Vivian ChuiOmineca Express
A stroll in the hallways of Vanderhoof’s hospital will now give visitors and staff alike the opportunity to learn, if not remember, the long-standing contributions of two notable local First Nation elders in healing.
To an audience of more than 50 community members and family, the portraits of Mary John and Sophie Thomas were ceremoniously hung in the main hallway of St. John Hospital last Friday.
As part of the hospital’s Hallways of Healing project to honour past physicians, the two Saik’uz elders’ portraits were hung first not only to acknowledge the hospital’s location on traditional Saik’uz territory, but also to recognize their contribution to the community, as well as their cultural impact on both aboriginal and non-aboriginal health care, said April Hughes, Northern Health’s Health Services Administrator for the Omineca District.
“They are traditional healers, incredible role models for the entire community — First Nations and non-First Nations — [in regards to] compassion around healing and caring for the environment, caring for each other, the land, the animals,” Hughes said. “They are emblematic of all aspects of healing and compassion.”

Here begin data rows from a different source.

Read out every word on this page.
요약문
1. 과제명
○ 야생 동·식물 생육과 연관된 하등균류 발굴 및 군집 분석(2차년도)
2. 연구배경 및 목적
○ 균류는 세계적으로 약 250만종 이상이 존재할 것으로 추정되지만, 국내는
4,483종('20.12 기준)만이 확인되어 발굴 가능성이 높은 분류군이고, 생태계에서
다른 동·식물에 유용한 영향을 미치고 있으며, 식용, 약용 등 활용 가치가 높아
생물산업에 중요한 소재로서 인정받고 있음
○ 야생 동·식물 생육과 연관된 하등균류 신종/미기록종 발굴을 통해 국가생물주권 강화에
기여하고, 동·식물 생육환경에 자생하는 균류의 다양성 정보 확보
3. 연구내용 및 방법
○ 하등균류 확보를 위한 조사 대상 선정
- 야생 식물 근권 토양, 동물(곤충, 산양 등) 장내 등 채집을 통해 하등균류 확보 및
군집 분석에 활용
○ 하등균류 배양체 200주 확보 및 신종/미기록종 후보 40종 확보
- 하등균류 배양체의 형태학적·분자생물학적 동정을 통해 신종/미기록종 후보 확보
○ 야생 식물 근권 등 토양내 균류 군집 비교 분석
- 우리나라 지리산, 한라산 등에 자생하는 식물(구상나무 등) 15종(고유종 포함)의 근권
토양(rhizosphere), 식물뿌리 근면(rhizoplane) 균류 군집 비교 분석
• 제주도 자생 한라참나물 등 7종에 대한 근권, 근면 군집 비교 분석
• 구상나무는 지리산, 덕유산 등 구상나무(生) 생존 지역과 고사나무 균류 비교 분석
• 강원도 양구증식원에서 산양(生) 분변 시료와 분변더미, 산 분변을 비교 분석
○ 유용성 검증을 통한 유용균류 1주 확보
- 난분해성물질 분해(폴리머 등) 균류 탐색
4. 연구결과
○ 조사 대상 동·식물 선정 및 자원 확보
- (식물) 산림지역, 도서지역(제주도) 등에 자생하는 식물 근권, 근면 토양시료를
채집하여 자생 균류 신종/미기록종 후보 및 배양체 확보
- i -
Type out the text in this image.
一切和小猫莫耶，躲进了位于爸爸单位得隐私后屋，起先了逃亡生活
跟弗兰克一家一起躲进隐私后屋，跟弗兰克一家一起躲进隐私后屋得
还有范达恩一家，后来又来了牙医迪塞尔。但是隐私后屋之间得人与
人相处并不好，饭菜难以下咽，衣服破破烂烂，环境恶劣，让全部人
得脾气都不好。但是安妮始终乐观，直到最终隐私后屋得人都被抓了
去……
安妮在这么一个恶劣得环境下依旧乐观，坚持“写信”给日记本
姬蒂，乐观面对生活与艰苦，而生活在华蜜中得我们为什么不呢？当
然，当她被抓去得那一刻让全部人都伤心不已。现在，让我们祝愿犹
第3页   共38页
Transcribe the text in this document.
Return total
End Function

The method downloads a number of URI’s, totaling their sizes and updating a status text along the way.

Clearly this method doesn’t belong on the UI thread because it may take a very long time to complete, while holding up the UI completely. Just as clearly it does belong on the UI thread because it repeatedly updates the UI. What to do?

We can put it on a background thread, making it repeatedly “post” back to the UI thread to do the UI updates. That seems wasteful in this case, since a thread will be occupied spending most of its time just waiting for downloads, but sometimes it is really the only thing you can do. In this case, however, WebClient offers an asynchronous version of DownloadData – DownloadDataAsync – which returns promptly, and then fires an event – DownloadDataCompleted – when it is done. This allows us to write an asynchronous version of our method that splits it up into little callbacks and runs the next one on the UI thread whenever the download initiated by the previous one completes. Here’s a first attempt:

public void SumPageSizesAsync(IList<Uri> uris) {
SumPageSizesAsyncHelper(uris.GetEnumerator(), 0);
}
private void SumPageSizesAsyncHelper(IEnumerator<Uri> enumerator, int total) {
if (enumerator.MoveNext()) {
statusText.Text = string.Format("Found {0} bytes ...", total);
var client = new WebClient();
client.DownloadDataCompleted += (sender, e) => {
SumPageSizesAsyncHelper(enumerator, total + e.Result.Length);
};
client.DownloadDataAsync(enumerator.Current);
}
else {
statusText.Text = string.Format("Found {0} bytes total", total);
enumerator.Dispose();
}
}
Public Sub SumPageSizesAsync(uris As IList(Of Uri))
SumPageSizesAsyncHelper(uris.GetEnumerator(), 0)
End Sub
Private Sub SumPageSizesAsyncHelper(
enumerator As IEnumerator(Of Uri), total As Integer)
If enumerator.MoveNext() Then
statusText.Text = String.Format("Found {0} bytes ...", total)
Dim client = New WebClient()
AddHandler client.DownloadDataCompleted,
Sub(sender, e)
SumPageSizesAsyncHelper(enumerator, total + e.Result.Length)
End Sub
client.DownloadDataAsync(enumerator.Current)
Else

She added, “it’s a visual reminder to staff, and also a visual welcome to our First Nations communities to come into the facilities as well.”
Sophie Thomas: healer
With her wealth of knowledge in medicinal plants and traditional healing, Thomas had received the Queen Elizabeth II Golden Jubilee Medal in 2010 for her advocacy and education work in aboriginal culture.
In Plants and Medicines of Sophie Thomas, a copy of which now accompanies her portrait in St. John Hospital, Thomas’ respect for the environment permeated through her rules in plant collection, as she advises readers to treat the environment with respect, to not waste any part of a plant, and to be careful in taking — “do not take more than you can use.”
The publication was a result of Thomas’ wish to make her knowledge of medicinal plants and traditional aboriginal medicines to all, said Jane Young, who prepared the book with fellow UNBC professor Alex Hawley when the Saik’uz First Nation approached the university for the project in 1997.
“The book is only a small part of Sophie’s vast knowledge,” Young said. “She wanted it written with science-based botanical information, and be used for teaching in both aboriginal and non-aboriginal contexts — a marriage of traditional and Western science knowledge.”
Young recalled Thomas’s mantra, “If we look after our Earth, it will look after us. If you destroy it, you’ll destroy yourself.”
Mary John: community leader
A recipient of the Queen Elizabeth II Golden Jubillee Medal in 2002, the Order of Canada in 1997, and Vanderhoof’s Citizen of the Year in 1978, John had first started work at the hospital as a janitor before eventually becoming a board member, as well as the institution’s first liaison with First Nation communities in the area, Hughes said.
“They saw in her humanity and her ability for service and care,” she said.
In addition to the Vanderhoof Public Library’s Mary John Collection of 800 books on a broad range of First Nations topics – created after John’s death in 2004 — John’s legacy is also conveyed through her memoir Stoney Creek Woman.
An autobiography of John’s life struggles in racism, sickness, and poverty to become a leader in the community, the publication now hangs by her formal portrait in the hospital.
John had also worked to preserve the Saik’uz language through teaching local school classes and creating a dictionary with the assistance of other Saik’uz elders, said John’s granddaughter Gladys Michell.
“She was my best friend,” Michell added. “Her memory keeps going on.”
Melanie Lebatch, one of John’s granddaughters, echoed the sentiment of Saik’uz First Nation Chief Stanley Thomas at his address to the audience in the ceremony — that the hanging of the portraits is fitting yet overdue.
“I really like what Stan’s said, how it would have been nice when that had happened when they were walking the earth,” Lebatch said. “But it’s always good to do it.”
Having just graduated from training as a nurse, Lebatch commented on the disparity in Canada between the health of aboriginal and non-aboriginal people.
“Even in our community, there are many stories of health disparities for aboriginals,” she said, as she expressed her appreciation for Hughes’ words on everyone being welcome at the hospital.
“Even though people say that, a lot of people don’t feel that,” Lebatch added. “This is one of the stepping stones in the right way.”